# Glasgow scientists create single-pixel camera for 3D images



## Menace (May 17, 2013)

Came across this interesting article on BBC online news service. Here is a quote from one of the lead authors, 

"It might seem a bit counter-intuitive to think that more information can be captured from a detector which uses just a single pixel rather than the multi-megapixel detectors found in conventional digital cameras ..."

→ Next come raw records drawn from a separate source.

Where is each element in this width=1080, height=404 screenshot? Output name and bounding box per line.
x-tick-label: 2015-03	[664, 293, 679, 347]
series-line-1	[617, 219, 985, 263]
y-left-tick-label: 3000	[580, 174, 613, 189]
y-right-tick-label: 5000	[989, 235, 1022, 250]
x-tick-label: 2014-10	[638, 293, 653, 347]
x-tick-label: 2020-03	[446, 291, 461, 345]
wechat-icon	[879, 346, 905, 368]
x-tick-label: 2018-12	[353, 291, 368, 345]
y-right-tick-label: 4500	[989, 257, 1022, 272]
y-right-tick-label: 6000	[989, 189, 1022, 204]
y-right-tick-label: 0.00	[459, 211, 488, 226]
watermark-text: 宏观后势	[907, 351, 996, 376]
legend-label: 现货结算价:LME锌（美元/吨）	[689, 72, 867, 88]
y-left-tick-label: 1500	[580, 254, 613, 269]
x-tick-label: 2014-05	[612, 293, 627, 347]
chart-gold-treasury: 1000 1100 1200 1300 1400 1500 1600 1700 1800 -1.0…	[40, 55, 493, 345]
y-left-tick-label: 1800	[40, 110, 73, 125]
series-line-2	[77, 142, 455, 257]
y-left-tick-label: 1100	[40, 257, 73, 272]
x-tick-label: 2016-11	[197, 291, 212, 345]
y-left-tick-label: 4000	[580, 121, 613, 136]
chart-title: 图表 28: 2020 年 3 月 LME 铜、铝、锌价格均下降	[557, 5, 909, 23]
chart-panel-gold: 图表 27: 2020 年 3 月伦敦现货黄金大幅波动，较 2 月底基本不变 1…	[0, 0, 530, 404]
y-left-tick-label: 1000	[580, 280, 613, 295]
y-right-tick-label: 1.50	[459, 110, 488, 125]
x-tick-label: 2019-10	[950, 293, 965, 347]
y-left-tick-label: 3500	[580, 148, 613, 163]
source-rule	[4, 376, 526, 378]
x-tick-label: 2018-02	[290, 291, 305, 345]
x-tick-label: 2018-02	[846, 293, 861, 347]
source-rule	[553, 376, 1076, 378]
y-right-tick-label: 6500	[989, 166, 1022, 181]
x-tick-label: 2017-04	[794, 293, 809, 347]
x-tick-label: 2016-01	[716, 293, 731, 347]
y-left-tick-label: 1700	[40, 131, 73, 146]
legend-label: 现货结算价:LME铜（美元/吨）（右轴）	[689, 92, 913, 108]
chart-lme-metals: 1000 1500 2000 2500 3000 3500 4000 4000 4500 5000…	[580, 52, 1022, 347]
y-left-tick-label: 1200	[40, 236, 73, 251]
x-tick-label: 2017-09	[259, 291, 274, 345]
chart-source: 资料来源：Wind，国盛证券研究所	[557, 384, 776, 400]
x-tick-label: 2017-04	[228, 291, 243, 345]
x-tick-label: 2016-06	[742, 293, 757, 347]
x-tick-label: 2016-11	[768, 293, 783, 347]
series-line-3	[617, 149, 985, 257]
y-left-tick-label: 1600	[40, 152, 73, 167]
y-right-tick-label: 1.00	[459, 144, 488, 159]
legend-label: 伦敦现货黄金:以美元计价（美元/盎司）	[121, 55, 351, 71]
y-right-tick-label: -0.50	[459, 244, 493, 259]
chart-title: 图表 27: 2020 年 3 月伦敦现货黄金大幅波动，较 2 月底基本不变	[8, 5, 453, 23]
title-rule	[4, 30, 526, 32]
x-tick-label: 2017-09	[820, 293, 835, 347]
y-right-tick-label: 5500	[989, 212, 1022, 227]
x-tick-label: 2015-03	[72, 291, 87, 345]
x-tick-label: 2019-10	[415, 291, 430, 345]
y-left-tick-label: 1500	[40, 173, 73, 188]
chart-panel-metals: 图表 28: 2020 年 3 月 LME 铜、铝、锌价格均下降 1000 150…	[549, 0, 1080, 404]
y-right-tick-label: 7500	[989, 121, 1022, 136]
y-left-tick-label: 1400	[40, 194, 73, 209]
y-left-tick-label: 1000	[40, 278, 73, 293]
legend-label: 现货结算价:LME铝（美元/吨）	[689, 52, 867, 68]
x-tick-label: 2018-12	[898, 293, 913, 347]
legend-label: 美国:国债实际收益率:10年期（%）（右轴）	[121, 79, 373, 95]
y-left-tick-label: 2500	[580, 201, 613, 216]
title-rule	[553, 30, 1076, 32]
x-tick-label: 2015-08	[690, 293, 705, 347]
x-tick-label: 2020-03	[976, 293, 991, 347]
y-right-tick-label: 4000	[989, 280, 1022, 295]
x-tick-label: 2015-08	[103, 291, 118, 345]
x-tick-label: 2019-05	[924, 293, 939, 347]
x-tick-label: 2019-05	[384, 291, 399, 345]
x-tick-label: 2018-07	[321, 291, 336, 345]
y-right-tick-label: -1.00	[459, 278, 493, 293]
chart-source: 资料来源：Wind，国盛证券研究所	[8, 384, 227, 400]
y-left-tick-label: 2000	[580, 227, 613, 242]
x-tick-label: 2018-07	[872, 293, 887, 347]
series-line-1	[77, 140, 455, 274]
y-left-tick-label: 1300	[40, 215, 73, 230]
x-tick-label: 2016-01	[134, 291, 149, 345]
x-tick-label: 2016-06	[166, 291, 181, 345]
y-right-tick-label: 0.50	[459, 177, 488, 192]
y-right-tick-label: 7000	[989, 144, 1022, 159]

Here is the link to the article:
http://www.bbc.co.uk/news/uk-scotland-22556172

Cheers


----------



## dlleno (May 17, 2013)

thats it! the big surprise from Canon is a single-pixel camera named the 3D


----------



## brad-man (May 17, 2013)

dlleno said:


> thats it! the big surprise from Canon is a single-pixel camera named the 3D



;D Will it also have a single pixel EVF?


----------



## Menace (May 17, 2013)

I think Canon will charge $8,000 for a 3D camera - even if it only has ONE pixel!


----------



## serendipidy (May 18, 2013)

I'm waiting for the 3Dv2...rumor has it that it will be 2 pixels, but at twice the price. ;D


----------



## adhocphotographer (May 22, 2013)

innovation... i like it!


----------



## Click (May 22, 2013)

Very interesting, thanks for the link.


----------



## RGF (Jun 2, 2013)

interesting but strange. Not sure the article accurately reported all the details


----------